A great number of patients exhibit osteoarthropathy (Charcot’s joints) which frequently involve the shoulders and elbows. The affected joints undergo degenerative changes, get enlarged with presence of loud crepitus. It is painless involvement. There is hypermobiity and laxity of the joint.

The fingers show trophic changes in the form of thickening of the subcutaneous tissue which becomes swollen. Tips become blunted and the knuckle folds thick and coarse. There are vasomotor disturbances rendering them red or even blue. These fingers are termed as ‘Sausage-like’. Incidence of injury is high in these leading to infection and ulceration.


The typical clinical picture of combination of lower motor neurone and upper motor neurone lesions with dissociated anaesthesia makes diagnosis easy. It may have to be differentiated from intramedullary tumour, progressive muscular atrophy and peroneal muscular atrophy.

Plain X-ray of the spine may show evidence of increased interpedicular distance (AP view) and sagittal diameter in lateral views.

Myelography will show widened spinal cord. CT scan reveals the intramedullary cavity. MRI is definitive way to diagnose the condition since it shall outline the cavity. Other associated anomalies may also be outlined.

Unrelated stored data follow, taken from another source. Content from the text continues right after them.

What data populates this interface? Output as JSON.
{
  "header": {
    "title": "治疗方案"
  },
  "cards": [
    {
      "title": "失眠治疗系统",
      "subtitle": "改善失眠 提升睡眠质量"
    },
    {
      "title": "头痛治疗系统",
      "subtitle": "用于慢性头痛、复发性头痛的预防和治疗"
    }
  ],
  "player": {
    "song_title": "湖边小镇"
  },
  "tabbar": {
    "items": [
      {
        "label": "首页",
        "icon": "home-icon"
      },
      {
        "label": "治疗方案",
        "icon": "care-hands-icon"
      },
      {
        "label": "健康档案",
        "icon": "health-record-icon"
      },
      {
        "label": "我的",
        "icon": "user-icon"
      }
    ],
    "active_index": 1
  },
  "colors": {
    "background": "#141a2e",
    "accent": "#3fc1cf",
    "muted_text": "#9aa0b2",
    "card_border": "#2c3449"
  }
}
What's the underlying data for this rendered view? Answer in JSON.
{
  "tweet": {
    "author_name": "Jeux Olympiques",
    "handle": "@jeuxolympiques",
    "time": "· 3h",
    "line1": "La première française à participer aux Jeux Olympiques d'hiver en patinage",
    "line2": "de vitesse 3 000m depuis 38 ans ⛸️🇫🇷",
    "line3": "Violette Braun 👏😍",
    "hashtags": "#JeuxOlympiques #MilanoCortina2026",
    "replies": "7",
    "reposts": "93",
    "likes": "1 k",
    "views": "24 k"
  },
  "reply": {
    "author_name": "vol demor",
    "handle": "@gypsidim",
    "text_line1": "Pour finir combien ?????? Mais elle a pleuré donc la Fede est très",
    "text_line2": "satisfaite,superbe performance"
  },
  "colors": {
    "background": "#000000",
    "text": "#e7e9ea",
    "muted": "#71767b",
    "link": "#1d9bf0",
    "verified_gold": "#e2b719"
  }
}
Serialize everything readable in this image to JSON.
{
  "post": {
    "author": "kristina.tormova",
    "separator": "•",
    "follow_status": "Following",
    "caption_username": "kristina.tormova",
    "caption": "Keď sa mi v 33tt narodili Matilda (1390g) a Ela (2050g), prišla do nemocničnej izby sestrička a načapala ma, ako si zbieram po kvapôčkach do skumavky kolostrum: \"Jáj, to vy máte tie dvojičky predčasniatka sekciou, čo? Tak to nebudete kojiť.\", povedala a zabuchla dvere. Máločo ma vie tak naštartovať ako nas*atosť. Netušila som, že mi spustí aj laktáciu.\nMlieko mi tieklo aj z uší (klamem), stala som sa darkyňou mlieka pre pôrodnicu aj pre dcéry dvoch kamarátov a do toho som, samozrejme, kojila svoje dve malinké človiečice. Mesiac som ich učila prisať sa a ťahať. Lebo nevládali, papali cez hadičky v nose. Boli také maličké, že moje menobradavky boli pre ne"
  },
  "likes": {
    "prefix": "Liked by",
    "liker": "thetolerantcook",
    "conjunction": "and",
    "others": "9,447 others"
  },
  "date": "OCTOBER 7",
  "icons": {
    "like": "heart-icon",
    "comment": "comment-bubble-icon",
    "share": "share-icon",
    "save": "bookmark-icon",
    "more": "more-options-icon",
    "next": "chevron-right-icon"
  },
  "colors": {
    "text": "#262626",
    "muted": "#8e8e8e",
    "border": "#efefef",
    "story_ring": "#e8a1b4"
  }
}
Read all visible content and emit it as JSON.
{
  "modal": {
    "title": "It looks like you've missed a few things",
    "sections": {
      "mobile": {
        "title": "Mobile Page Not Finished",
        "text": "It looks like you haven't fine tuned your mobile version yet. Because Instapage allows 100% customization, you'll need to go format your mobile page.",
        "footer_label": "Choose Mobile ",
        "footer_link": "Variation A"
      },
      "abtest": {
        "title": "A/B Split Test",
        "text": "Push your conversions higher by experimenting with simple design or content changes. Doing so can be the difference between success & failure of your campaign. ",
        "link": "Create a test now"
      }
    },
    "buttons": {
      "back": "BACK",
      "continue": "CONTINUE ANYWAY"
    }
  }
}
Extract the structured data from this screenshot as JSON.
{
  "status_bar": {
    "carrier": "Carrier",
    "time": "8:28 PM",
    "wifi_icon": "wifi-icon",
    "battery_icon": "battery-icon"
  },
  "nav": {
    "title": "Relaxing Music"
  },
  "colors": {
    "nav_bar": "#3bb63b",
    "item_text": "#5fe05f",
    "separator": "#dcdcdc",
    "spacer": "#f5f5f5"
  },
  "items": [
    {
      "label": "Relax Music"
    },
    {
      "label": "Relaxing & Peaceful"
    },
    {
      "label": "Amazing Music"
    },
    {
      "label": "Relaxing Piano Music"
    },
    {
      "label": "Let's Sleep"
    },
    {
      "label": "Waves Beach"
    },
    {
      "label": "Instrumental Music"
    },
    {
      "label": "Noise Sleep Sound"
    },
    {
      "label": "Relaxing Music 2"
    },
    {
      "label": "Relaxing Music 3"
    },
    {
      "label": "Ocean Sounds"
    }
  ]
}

It is very unsatisfactory.

Surgical measures include syringostomy and drainage of the cavity into sub arachnoid space. Other measures include decompression and incision of posterior aspect of the cord in cases with severe pain and there is evidence of blockage in the sub arachnoid space.

X-ray irradiation of the affected region of the spinal cord is a tried measure. It gives relief to symptoms especially of pain. This measure temporarily arrests the progress of the disease.

Prognosis. Syringomyelia is a progressive disease though in some cases remissions may occur. Sudden death may occur when hemorrhage occurs into the cavity especially when it involves the bulbar region.